When Secret Service agents investigating the Oklahoma City bombing sent computer reports to Washington, they used a $750 IRE modem that prevents electronic eavesdropping, confirms that transactions aren’t altered in transit and verifies the identity of the sender with a digital signature.
But analysts say it is IRE’s low-cost Internet security products that make the company one to watch.
“This market is big enough and fragmented enough that a small company like IRE with a blue chip client list can continue to penetrate it with their encryption products and grow rapidly,” said Bill Loomis, an industry analyst with Ferris Baker Watts.
The global computer network has fallen short of its potential as an online bazaar largely because consumers remain skittish about giving their credit card numbers online.
“Last time I counted [there were] 74 basic ways--and there are probably more subtle ones that I’ve missed--that people can abuse the Internet in order to send bogus messages, modify messages in transit or just eavesdrop on what’s on the line,” Kozlay said.
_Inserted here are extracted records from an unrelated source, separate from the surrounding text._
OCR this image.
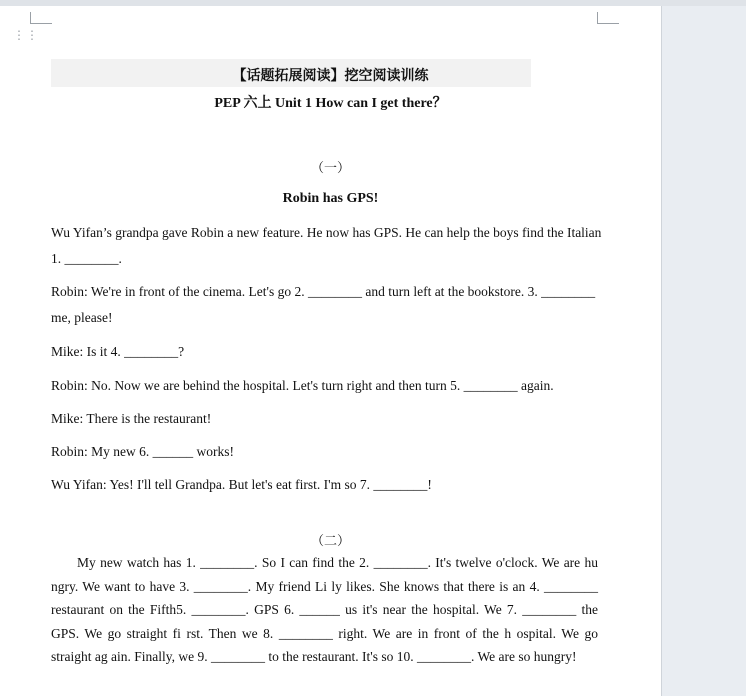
⋮⋮
【话题拓展阅读】挖空阅读训练
PEP 六上 Unit 1 How can I get there？
（一）
Robin has GPS!
Wu Yifan’s grandpa gave Robin a new feature. He now has GPS. He can help the boys find the Italian 1. ________.
Robin: We're in front of the cinema. Let's go 2. ________ and turn left at the bookstore. 3. ________ me, please!
Mike: Is it 4. ________?
Robin: No. Now we are behind the hospital. Let's turn right and then turn 5. ________ again.
Mike: There is the restaurant!
Robin: My new 6. ______ works!
Wu Yifan: Yes! I'll tell Grandpa. But let's eat first. I'm so 7. ________!
（二）
My new watch has 1. ________. So I can find the 2. ________. It's twelve o'clock. We are hu ngry. We want to have 3. ________. My friend Li ly likes. She knows that there is an 4. ________ restaurant on the Fifth5. ________. GPS 6. ______ us it's near the hospital. We 7. ________ the GPS. We go straight fi rst. Then we 8. ________ right. We are in front of the h ospital. We go straight ag ain. Finally, we 9. ________ to the restaurant. It's so 10. ________. We are so hungry!
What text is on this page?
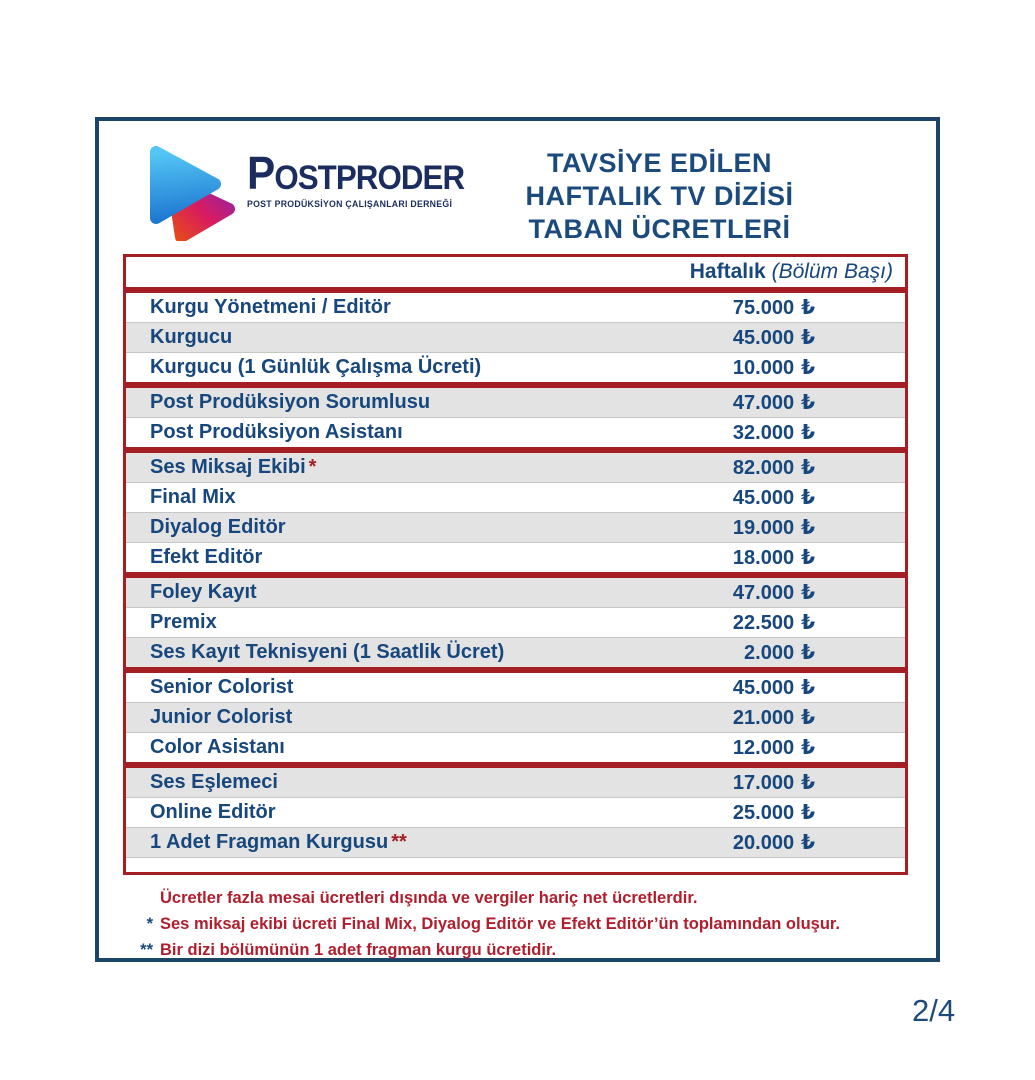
POSTPRODER
POST PRODÜKSİYON ÇALIŞANLARI DERNEĞİ
TAVSİYE EDİLEN
HAFTALIK TV DİZİSİ
TABAN ÜCRETLERİ
Haftalık (Bölüm Başı)
Kurgu Yönetmeni / Editör	75.000 ₺
Kurgucu	45.000 ₺
Kurgucu (1 Günlük Çalışma Ücreti)	10.000 ₺
Post Prodüksiyon Sorumlusu	47.000 ₺
Post Prodüksiyon Asistanı	32.000 ₺
Ses Miksaj Ekibi *	82.000 ₺
Final Mix	45.000 ₺
Diyalog Editör	19.000 ₺
Efekt Editör	18.000 ₺
Foley Kayıt	47.000 ₺
Premix	22.500 ₺
Ses Kayıt Teknisyeni (1 Saatlik Ücret)	2.000 ₺
Senior Colorist	45.000 ₺
Junior Colorist	21.000 ₺
Color Asistanı	12.000 ₺
Ses Eşlemeci	17.000 ₺
Online Editör	25.000 ₺
1 Adet Fragman Kurgusu **	20.000 ₺
Ücretler fazla mesai ücretleri dışında ve vergiler hariç net ücretlerdir.
* Ses miksaj ekibi ücreti Final Mix, Diyalog Editör ve Efekt Editör’ün toplamından oluşur.
** Bir dizi bölümünün 1 adet fragman kurgu ücretidir.
2/4
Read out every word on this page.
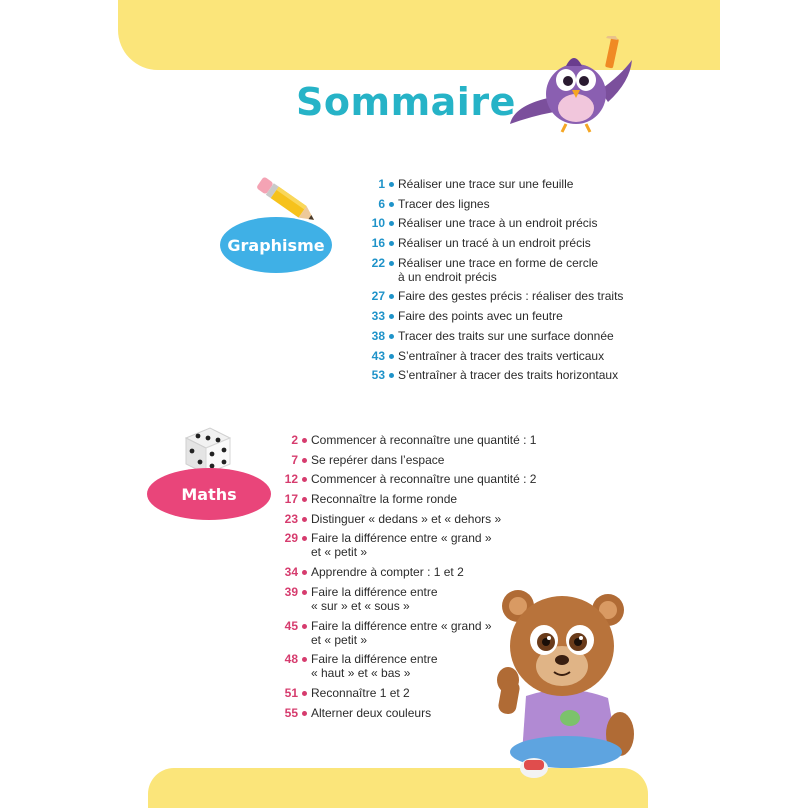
Sommaire
Graphisme
Maths
1 Réaliser une trace sur une feuille
6 Tracer des lignes
10 Réaliser une trace à un endroit précis
16 Réaliser un tracé à un endroit précis
22 Réaliser une trace en forme de cercle
à un endroit précis
27 Faire des gestes précis : réaliser des traits
33 Faire des points avec un feutre
38 Tracer des traits sur une surface donnée
43 S’entraîner à tracer des traits verticaux
53 S’entraîner à tracer des traits horizontaux
2 Commencer à reconnaître une quantité : 1
7 Se repérer dans l’espace
12 Commencer à reconnaître une quantité : 2
17 Reconnaître la forme ronde
23 Distinguer « dedans » et « dehors »
29 Faire la différence entre « grand »
et « petit »
34 Apprendre à compter : 1 et 2
39 Faire la différence entre
« sur » et « sous »
45 Faire la différence entre « grand »
et « petit »
48 Faire la différence entre
« haut » et « bas »
51 Reconnaître 1 et 2
55 Alterner deux couleurs
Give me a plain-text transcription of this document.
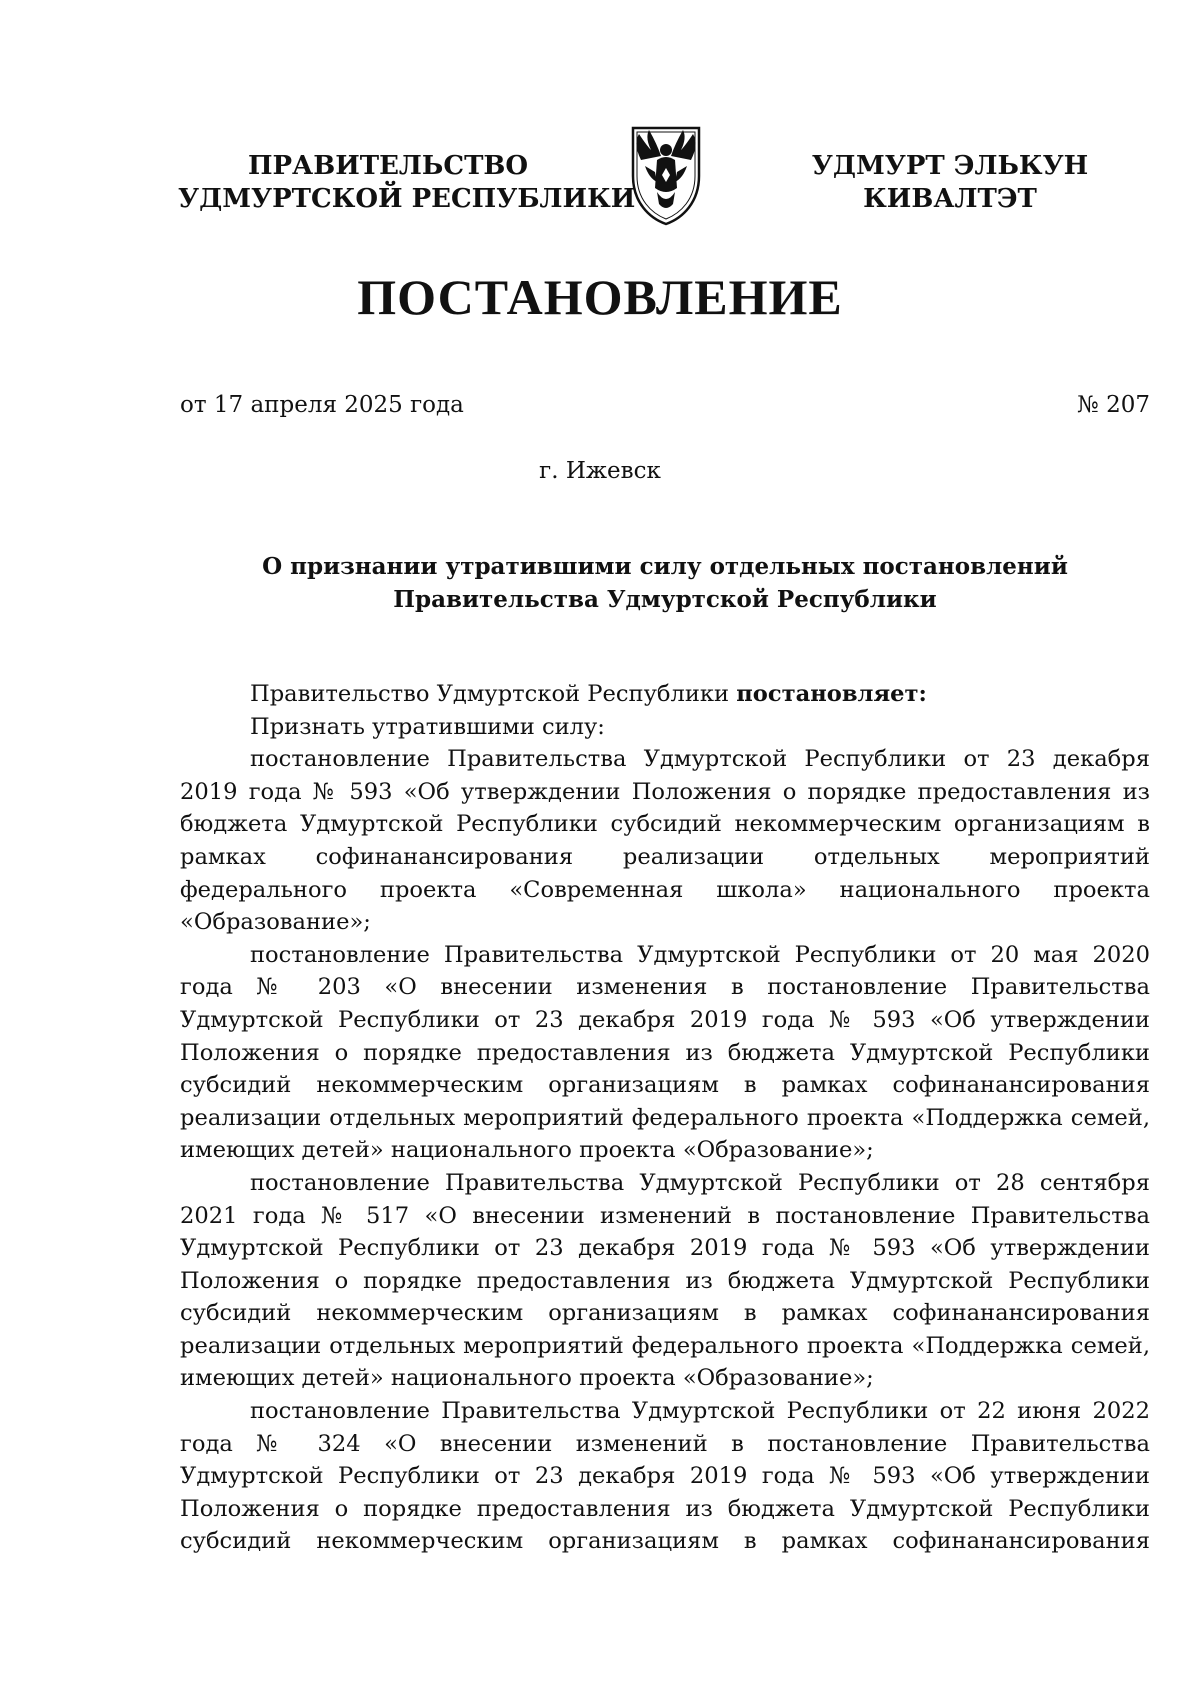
ПРАВИТЕЛЬСТВО
УДМУРТСКОЙ РЕСПУБЛИКИ
УДМУРТ ЭЛЬКУН
КИВАЛТЭТ
ПОСТАНОВЛЕНИЕ
от 17 апреля 2025 года	№ 207
г. Ижевск
О признании утратившими силу отдельных постановлений
Правительства Удмуртской Республики

Правительство Удмуртской Республики постановляет:

Признать утратившими силу:

постановление Правительства Удмуртской Республики от 23 декабря 2019 года № 593 «Об утверждении Положения о порядке предоставления из бюджета Удмуртской Республики субсидий некоммерческим организациям в рамках софинанансирования реализации отдельных мероприятий федерального проекта «Современная школа» национального проекта «Образование»;

постановление Правительства Удмуртской Республики от 20 мая 2020 года № 203 «О внесении изменения в постановление Правительства Удмуртской Республики от 23 декабря 2019 года № 593 «Об утверждении Положения о порядке предоставления из бюджета Удмуртской Республики субсидий некоммерческим организациям в рамках софинанансирования реализации отдельных мероприятий федерального проекта «Поддержка семей, имеющих детей» национального проекта «Образование»;

постановление Правительства Удмуртской Республики от 28 сентября 2021 года № 517 «О внесении изменений в постановление Правительства Удмуртской Республики от 23 декабря 2019 года № 593 «Об утверждении Положения о порядке предоставления из бюджета Удмуртской Республики субсидий некоммерческим организациям в рамках софинанансирования реализации отдельных мероприятий федерального проекта «Поддержка семей, имеющих детей» национального проекта «Образование»;

постановление Правительства Удмуртской Республики от 22 июня 2022 года № 324 «О внесении изменений в постановление Правительства Удмуртской Республики от 23 декабря 2019 года № 593 «Об утверждении Положения о порядке предоставления из бюджета Удмуртской Республики субсидий некоммерческим организациям в рамках софинанансирования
Cryptography is changing all that, said Paul Saffo, director of the Institute for the Future in Menlo Park, Calif.
“Personally I feel more secure giving my credit card number to a known company on the Internet than I do giving it to a waiter at restaurant,” Saffo said. “This is a fertile ground for crooks. And the nice thing is that data encryption so far has made it very hard for crooks to do business in.”
Nonetheless, hackers are expected to keep the electronic cop on the beat.
“There will always be a race between the security providers and the people trying to attack it,” Kozlay said.